🤖 AI Summary
This work addresses a critical integrity conflict in digital content authentication, where cryptographic provenance frameworks (e.g., C2PA) and invisible watermarking operate independently, potentially labeling the same asset as both human-created and AI-generated. We formally characterize and empirically demonstrate this cross-layer authentication inconsistency for the first time. To resolve it without modifying existing standards, we propose a cross-audit protocol that jointly evaluates provenance metadata and watermark detection status. By constructing a metadata sanitization workflow under standard editing operations and incorporating image perturbations, our approach achieves 100% classification accuracy across 3,500 test images spanning four conflict scenarios and three perturbation conditions, effectively bridging the semantic gap between verification layers.
📝 Abstract
Cryptographic provenance standards such as C2PA and invisible watermarking are positioned as complementary defenses for content authentication, yet the two verification layers are technically independent: neither conditions on the output of the other.
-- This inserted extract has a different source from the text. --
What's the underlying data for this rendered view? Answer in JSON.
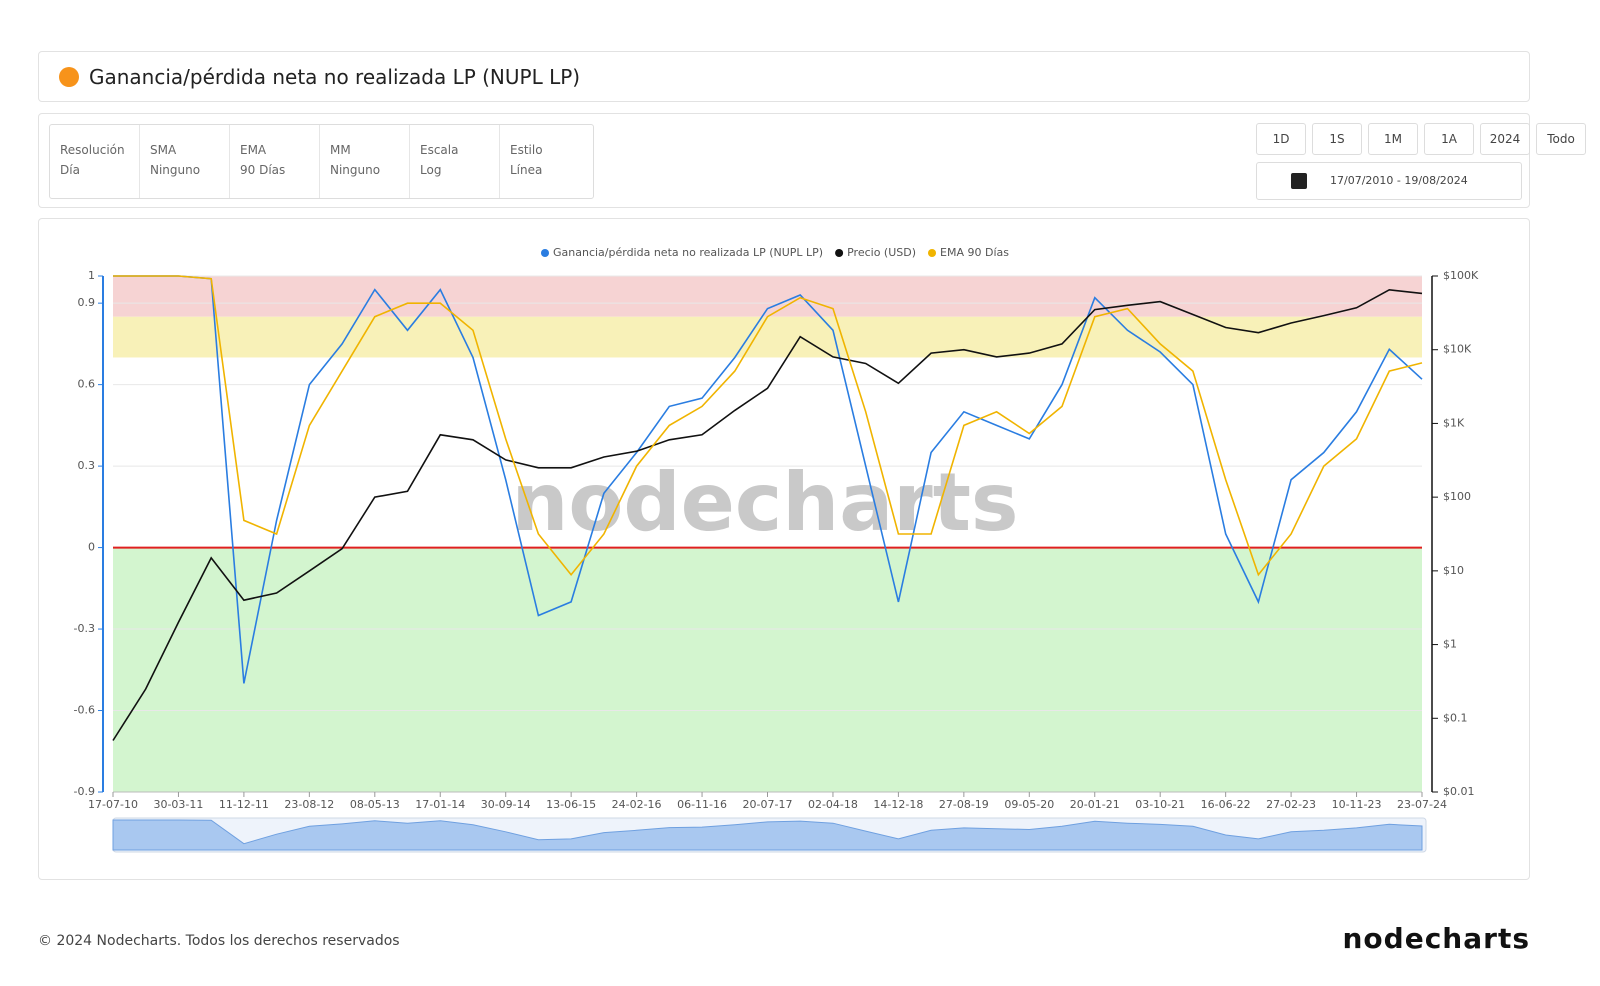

This work formalizes and empirically demonstrates the $\textit{Integrity Clash}$, a condition in which a digital asset carries a cryptographically valid C2PA manifest asserting human authorship while its pixels simultaneously carry a watermark identifying it as AI-generated, with both signals passing their respective verification checks in isolation. We construct metadata washing workflows that produce these authenticated fakes through standard editing pipelines, requiring no cryptographic compromise, only the semantic omission of a single assertion field permitted by the current C2PA specification. To close this gap, we propose a cross-layer audit protocol that jointly evaluates provenance metadata and watermark detection status, achieving 100% classification accuracy across 3,500 test images spanning four conflict-matrix states and three realistic perturbation conditions. Our results demonstrate that the gap between these verification layers is unnecessary and technically straightforward to close.